'They Dragged My Husband From The Car'


2014.08.18
china-june-4-detention-june-2012.jpg Police question and detain a man (2nd L) in Beijing's Tiananmen Square in a file photo.
AFP

A group of lawyers recently wrote to the ruling Chinese Communist Party leadership, calling for an investigation into allegations of torture by its disciplinary officials in the southern province of Hunan. Former industrial park official Xiao Yifei from Hunan's Ningyuan county was among the victims named by the lawyers and by overseas rights groups. During his six months in detention, Xiao was strung up from the ceiling and beaten, and subjected to simulated drowning, deprivation of food, extreme cold, threats and insults, according to the lawyers. His wife, Ouyang Xiaohong, spoke to RFA in a recent interview:

The men who detained my husband were trying to look like police officers, but they didn't produce any form of ID and they wore plainclothes. They just took my husband away in a plain car with no police registration.

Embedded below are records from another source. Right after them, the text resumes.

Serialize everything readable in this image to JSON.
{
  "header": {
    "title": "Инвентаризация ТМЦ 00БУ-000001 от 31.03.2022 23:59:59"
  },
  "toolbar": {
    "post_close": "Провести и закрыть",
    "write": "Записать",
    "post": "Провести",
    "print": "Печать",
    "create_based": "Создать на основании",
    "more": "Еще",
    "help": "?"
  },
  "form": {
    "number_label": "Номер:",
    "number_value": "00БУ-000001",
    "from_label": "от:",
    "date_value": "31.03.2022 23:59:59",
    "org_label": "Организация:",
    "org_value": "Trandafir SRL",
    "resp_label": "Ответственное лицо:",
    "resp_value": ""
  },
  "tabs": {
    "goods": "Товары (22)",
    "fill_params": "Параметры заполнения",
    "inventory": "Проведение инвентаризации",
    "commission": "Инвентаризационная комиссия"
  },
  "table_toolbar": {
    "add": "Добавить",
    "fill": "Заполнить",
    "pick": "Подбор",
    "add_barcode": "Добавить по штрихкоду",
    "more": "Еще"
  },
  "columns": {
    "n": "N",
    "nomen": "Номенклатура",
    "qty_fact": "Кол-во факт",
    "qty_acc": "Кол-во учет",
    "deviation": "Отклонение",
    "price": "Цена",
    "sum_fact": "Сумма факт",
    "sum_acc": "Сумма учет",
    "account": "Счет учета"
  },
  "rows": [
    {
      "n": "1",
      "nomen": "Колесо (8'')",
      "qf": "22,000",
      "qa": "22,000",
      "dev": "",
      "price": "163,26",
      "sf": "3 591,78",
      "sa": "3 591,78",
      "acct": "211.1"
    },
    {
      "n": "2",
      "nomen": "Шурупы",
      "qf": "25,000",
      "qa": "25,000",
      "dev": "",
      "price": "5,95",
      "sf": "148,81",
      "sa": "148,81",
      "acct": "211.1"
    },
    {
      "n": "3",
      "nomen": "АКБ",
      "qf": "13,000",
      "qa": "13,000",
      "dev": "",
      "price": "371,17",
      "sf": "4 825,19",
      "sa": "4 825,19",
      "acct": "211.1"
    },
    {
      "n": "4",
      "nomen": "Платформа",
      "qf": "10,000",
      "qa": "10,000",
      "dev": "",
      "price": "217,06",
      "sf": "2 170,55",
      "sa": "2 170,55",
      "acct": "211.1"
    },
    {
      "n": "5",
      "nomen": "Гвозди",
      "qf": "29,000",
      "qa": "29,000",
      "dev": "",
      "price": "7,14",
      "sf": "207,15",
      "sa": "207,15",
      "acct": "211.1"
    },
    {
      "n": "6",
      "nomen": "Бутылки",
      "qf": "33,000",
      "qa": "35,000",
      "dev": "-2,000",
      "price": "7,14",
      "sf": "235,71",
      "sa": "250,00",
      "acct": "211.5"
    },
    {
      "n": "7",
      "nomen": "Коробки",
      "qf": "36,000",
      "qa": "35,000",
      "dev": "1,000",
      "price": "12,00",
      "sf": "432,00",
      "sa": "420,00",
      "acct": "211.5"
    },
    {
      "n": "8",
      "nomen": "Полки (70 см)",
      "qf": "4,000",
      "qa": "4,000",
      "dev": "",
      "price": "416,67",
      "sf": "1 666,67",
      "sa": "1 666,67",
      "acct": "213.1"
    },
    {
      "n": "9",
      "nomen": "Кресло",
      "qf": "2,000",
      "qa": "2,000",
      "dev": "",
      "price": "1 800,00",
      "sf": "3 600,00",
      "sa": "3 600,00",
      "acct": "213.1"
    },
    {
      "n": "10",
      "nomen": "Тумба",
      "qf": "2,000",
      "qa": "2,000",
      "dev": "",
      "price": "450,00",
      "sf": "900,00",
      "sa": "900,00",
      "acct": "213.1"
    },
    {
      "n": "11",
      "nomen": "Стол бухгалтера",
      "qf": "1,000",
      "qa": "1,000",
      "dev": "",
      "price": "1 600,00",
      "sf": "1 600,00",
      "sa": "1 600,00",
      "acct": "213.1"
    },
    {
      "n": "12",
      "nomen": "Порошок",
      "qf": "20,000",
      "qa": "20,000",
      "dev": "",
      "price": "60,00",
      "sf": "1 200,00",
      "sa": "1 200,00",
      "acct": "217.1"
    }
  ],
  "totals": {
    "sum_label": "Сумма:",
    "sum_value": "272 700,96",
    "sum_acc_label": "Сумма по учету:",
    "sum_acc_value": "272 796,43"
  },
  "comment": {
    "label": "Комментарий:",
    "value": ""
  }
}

When they detained my husband, we were on the way home in the car. We had got to a village, and there were two possible routes. One was the old road we knew well, and the other was a new road. We chose the new road.

While the new road was a bit smoother, they were still building one of the bridges. I was driving, and before we crossed the bridge, my husband got out to take a look at the bridge, to see if it was OK to drive across it.

It wasn't until he had got out that I realized there was a motorbike and two unmarked cars that had been following us the whole way. The moment my husband got back in the car, the motorbike drove in front of us and blocked our way. Then they dragged my husband from the car.

All the men who got out of the two vehicles were young, and carrying police batons. I told them my husband didn't break any laws, so why are you detaining him? They shoved me roughly. I said, what, are you going to beat us up now? They told me to get out of the car, and then I'd see if they dared to beat me up.

They showed no ID and they gave no explanation. A day later, an official called me from the municipal government [to explain].

After my husband was released, he tried to sue those officials and their leaders for acting illegally.

Not only were the people who detained my husband not punished for breaking the law; things have gotten better for them, and they've been promoted to higher and higher positions.

The attacks on my husband were a form of retaliation, because he didn't commit any crime.

Reported by Wen Jian for RFA's Mandarin Service. Translated by Luisetta Mudie.